It was an up-and-down third quarter for Bank of America (BAC 3.35%) before the stock finished in the green. Investors will be anxious to take a look under the hood when the company presents third-quarter earnings results on Thursday, as the quarter has been difficult to gauge with the economic recovery, the spread of the delta variant, and inflation concerns all happening at the same time.

Here are two important numbers that I'll be watching closely.

1. Expenses

If you've been on Bank of America's last few earnings calls, you've undoubtedly heard analysts questioning management on elevated expenses in recent quarters. In the second quarter of the year, the bank ran expenses over $15 billion.

A big way that bank analysts and investors measure bank expenses is through the efficiency ratio, which measures total expenses as a percentage of total revenue. In the second quarter, Bank of America's efficiency ratio was roughly 70%, meaning that for every $0.70 the bank spent, it made $1 of revenue. That's not very good, as bank investors and analysts are usually looking for something under 60%, and the bank hasn't been close to that in about a year.

But Bank of America's second-quarter expenses were impacted by a $500 million donation to its charitable fund and $300 million in order to process state unemployment claims. If you remove these expenses and a few other items not normally in the run rate, such as COVID-related expenses, CEO Brian Moynihan said that expenses would have been much closer to $14 billion, which is a quarterly target for the bank for the rest of the year.

After four quarters of elevated expenses and an elevated efficiency ratio, I think investors are going to want to see some progress. Part of the reason for the elevated expenses has been COVID-related expenses, which have stuck around longer than anticipated. It will be interesting to see what management has to say about those expenses and what a normalized expense run rate truly looks like in the post-COVID world.

Bank of America logo on wall of building.

Image source: Bank of America.

2. Loan growth

The other big number investors will be watching is what kind of loan growth Bank of America sees in the third quarter. Not only is the bank the second largest in the U.S., but with Wells Fargo very limited in growing its balance sheet due to the asset cap it's operating under, Bank of America is also the premier commercial lender in the country. In mid-September at a financial services conference, the bank shared what commercial-loan growth looked like through July and August.

Bank of America commercial loan volume.

Image source: Bank of America investor presentation.

While commercial-loan growth isn't humming by any means yet, it did continue to rise despite the spread of the delta variant, which is good news.

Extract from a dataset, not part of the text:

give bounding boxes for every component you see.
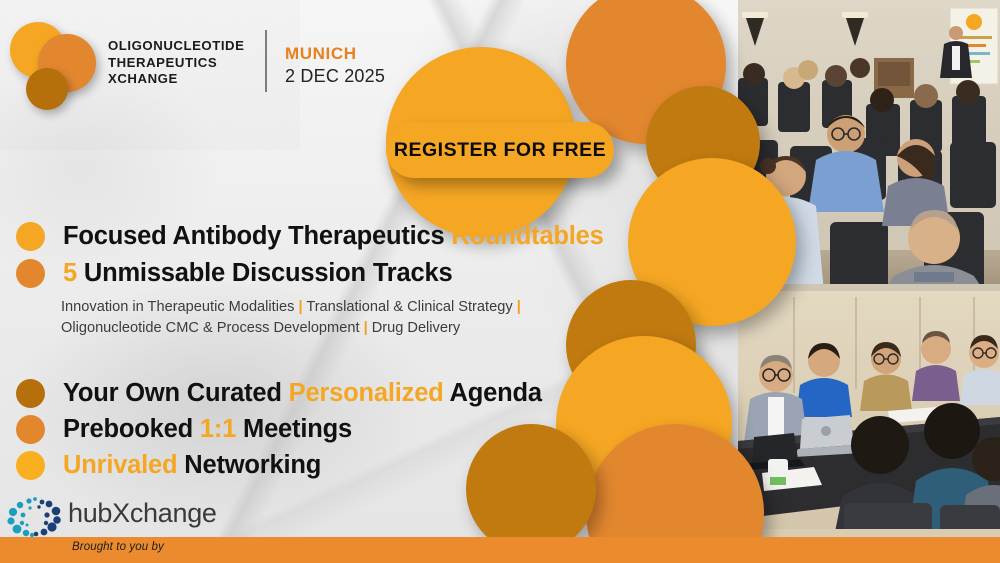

Alastair Borthwick, president of global commercial banking, said at the conference that loan balances in global banking stabilized in the second quarter, and much of the positives management saw in that period spilled over into the first few months of the third.

But Borthwick also said that commercial revolving lines of credit, which businesses can draw on for working capital and capital expenditures and are a big driver of commercial-loan growth across the banking sector, remain "flattish." It will be good to hear management's update on revolver utilization in September and through the beginning of October.

Another telling sign regarding future loan growth will be how much liquidity Bank of America puts into securities in the third quarter, because banks prefer to invest their liquidity into loans. Loan growth is particularly important for Bank of America's profitability because it is an incredibly asset-sensitive institution, meaning more of its assets such as loans reprice with interest rates. If it can grow loans as long-term interest rates climb (and the federal funds rate eventually follows), profitability at the bank can soar.